Даже те, кто гордился успехом, достигнутым на профессиональном поприще в родных странах или на Западе уже после распада СССР, упоминали о личных дружеских связях и отношениях между людьми в целом через призму той реальности – реальности дружбы народов. Казашка Алия Нуртаева, которая стала исследовательницей и в настоящее время работает в одном из университетов США, наиболее эмоционально из всех респондентов нашего проекта отреагировала на вопрос о дружбе народов. Она гневно отвергала любые предположения о том, что между народами в СССР могли существовать какие-то различия: «В Советском Союзе не было никаких „меньшинств“. Все были одинаковыми и имели одни и те же амбиции. Это плохой вопрос»[394]
.Даже спустя десятилетия после распада Советского Союза сохранилась эмоциональная общность, которая связывала многих его граждан. В процессе интервью с мигрантами упоминание о дружбе народов появлялось очень быстро – она служила чем-то вроде критерия, по которому рассказчики оценивали свою связь с другими гражданами и с советским государством в прошлом и в настоящем. Даже те, кто гордился собственной нацией или же был настроен против Советского Союза, в основном ценили принцип дружбы народов за то, что он вносил или пытался внести в жизнь граждан мир, стабильность и доброту. Он символизировал уникальность советского проекта, которому не было равных ни на Западе, ни в постсоветских государствах.
Мигранты рассказывали о том, как они присваивали принцип дружбы народов, оборачивая его в свою пользу для получения преимуществ в самых разных сферах. Теплые, хотя не всегда искренние, отношения и взаимоуважение между представителями разных национальных групп позволяли приезжим почувствовать себя включенными в столичное сообщество, которое было по преимуществу русским. Независимо от национального происхождения, можно было легко передвигаться по стране и не переживать за свою жизнь, чувствуя свободу и безопасность. Советский режим, который не обращал внимания на цвет кожи и старался помогать «менее развитым» народам, обеспечил своим гражданам профессиональную мобильность, пусть даже и под наблюдением «старшего брата»[395]

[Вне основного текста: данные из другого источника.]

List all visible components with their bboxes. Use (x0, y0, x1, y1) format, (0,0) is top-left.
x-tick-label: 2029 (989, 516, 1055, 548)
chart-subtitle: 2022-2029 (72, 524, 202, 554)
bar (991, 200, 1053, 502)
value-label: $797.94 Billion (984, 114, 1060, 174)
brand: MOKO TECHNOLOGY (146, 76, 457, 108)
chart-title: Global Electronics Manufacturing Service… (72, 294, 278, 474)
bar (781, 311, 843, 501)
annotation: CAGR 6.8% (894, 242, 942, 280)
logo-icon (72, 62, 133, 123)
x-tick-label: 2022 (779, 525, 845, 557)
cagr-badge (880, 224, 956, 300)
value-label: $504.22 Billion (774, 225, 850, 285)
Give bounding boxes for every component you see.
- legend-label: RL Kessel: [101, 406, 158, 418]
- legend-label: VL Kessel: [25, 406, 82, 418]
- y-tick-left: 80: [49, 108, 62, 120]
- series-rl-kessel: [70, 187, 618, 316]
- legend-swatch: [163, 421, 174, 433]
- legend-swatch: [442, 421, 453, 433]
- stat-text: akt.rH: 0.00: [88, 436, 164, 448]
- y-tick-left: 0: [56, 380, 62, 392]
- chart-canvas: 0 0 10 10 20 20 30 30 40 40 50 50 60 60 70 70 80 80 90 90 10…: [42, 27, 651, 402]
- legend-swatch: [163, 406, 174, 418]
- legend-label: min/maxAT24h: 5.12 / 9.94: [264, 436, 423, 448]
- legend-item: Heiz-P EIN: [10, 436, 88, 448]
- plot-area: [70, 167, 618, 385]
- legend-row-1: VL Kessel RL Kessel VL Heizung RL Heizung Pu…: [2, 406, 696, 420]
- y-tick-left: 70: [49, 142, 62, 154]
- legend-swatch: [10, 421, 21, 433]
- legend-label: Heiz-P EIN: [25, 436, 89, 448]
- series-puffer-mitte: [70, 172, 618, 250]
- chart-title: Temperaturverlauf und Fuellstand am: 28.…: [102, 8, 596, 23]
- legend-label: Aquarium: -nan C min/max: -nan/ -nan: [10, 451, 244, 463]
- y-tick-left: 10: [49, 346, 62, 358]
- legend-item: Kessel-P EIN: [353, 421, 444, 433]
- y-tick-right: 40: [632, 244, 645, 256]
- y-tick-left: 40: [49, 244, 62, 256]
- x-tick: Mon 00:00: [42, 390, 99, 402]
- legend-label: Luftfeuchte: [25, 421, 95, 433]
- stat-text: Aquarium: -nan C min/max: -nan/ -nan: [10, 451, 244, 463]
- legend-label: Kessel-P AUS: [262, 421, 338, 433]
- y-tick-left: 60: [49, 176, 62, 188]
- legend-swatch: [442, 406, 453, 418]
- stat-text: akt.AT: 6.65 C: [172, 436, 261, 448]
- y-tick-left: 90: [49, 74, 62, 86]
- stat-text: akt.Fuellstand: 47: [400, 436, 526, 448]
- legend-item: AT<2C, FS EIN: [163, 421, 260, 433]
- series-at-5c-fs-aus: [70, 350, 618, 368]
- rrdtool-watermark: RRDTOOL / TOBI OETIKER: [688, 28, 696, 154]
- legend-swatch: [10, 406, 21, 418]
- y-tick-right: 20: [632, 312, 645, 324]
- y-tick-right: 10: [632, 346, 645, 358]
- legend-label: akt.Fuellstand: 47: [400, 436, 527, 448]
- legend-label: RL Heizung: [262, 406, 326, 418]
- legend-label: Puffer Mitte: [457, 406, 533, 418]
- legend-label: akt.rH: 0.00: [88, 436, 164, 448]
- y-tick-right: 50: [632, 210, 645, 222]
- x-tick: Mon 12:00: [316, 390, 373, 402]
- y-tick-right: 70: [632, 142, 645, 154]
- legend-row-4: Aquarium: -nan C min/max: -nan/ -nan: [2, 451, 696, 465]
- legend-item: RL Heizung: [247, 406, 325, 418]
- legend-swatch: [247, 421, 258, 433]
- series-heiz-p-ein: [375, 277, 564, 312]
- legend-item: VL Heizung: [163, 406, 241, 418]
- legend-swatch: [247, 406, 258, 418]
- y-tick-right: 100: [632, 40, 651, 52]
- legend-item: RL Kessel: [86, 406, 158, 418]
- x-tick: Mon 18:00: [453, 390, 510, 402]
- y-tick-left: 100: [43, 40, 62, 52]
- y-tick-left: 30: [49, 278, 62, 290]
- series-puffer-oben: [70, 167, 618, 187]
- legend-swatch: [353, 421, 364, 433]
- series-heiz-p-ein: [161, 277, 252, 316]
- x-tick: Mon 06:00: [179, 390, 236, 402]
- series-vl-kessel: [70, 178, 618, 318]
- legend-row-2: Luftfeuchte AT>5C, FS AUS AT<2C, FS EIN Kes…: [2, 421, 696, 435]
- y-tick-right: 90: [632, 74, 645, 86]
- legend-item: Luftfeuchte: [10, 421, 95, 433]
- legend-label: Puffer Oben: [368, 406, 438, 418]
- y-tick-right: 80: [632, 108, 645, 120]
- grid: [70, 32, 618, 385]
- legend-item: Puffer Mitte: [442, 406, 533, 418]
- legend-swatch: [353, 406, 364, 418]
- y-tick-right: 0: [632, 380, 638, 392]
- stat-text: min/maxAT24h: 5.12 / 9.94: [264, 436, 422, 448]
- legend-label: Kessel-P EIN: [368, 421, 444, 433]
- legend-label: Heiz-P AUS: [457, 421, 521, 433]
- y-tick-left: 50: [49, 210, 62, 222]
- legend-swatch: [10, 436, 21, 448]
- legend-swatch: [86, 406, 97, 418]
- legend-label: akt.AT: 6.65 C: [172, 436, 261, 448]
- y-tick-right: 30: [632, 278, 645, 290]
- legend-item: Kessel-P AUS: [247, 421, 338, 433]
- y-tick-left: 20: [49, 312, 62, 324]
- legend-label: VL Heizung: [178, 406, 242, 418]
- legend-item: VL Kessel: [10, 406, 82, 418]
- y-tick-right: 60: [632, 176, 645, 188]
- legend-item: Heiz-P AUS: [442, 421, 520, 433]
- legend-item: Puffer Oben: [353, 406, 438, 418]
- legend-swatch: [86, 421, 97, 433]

. Национальные республики чествовались на фестивалях, а университеты Ленинграда и Москвы открывали двери перед их выходцами, чтобы продемонстрировать их почетное место в советской семье в самом сердце Союза.Признательность за дружбу и убеждение в том, что она начинается с Ленинграда и Москвы – с городов с преимущественно русским населением, – возможно, представляли собой «евроцентризм и ментальную колонизацию», которые, по утверждению Дины Атаниязовой, побудили «южных» интеллектуалов растворить «собственную» идентичность в русской или пророссийской[396]
. Как только идея современной европейской цивилизации была принята как исключительно прогрессивная, российское превосходство было фактически закреплено. Айбек Ботоев описывал, какую роль сыграло в этом само государство: «Я бы сказал, что „дружба народов“ была наполовину правдой, наполовину мифом. Они вколачивали в нас идею интернационализма, на практике относясь к моей родине как к колонии. Они делали все возможное, чтобы нас ассимилировать. Они вынудили нас говорить по-русски. При Советском Союзе государство всегда говорило одно, а делало совершенно другое»[397]. Колонизация, будь то колонизация умов или буквальная колонизация земель, выступает контрнарративом в рассказах мигрантов тем возможностям, которые предоставило им включение в русскую культуру через советскую призму.И все же дружба народов в советскую эпоху способствовала включению в современный, европейский, космополитический мир, который многим кажется столь далеким в настоящее время. Хаджиев, Нуртаева и другие мигранты горячо утверждали, что они в первую очередь были советскими гражданами – как в советский период, так и спустя долгие годы после распада СССР. Более широкое понимание принципа «дружбы народов» включало в себя опыт дружеских связей, сила которых помогала им на протяжении всего их жизненного пути, инкорпорируя их в сети социальных взаимосвязей и облегчая им проживание в Ленинграде и Москве. Когда переселенцы с Кавказа, из Средней Азии и азиатской части России обдумывали или планировали свой переезд в столицы, дружеские связи предоставляли им возможность социального продвижения.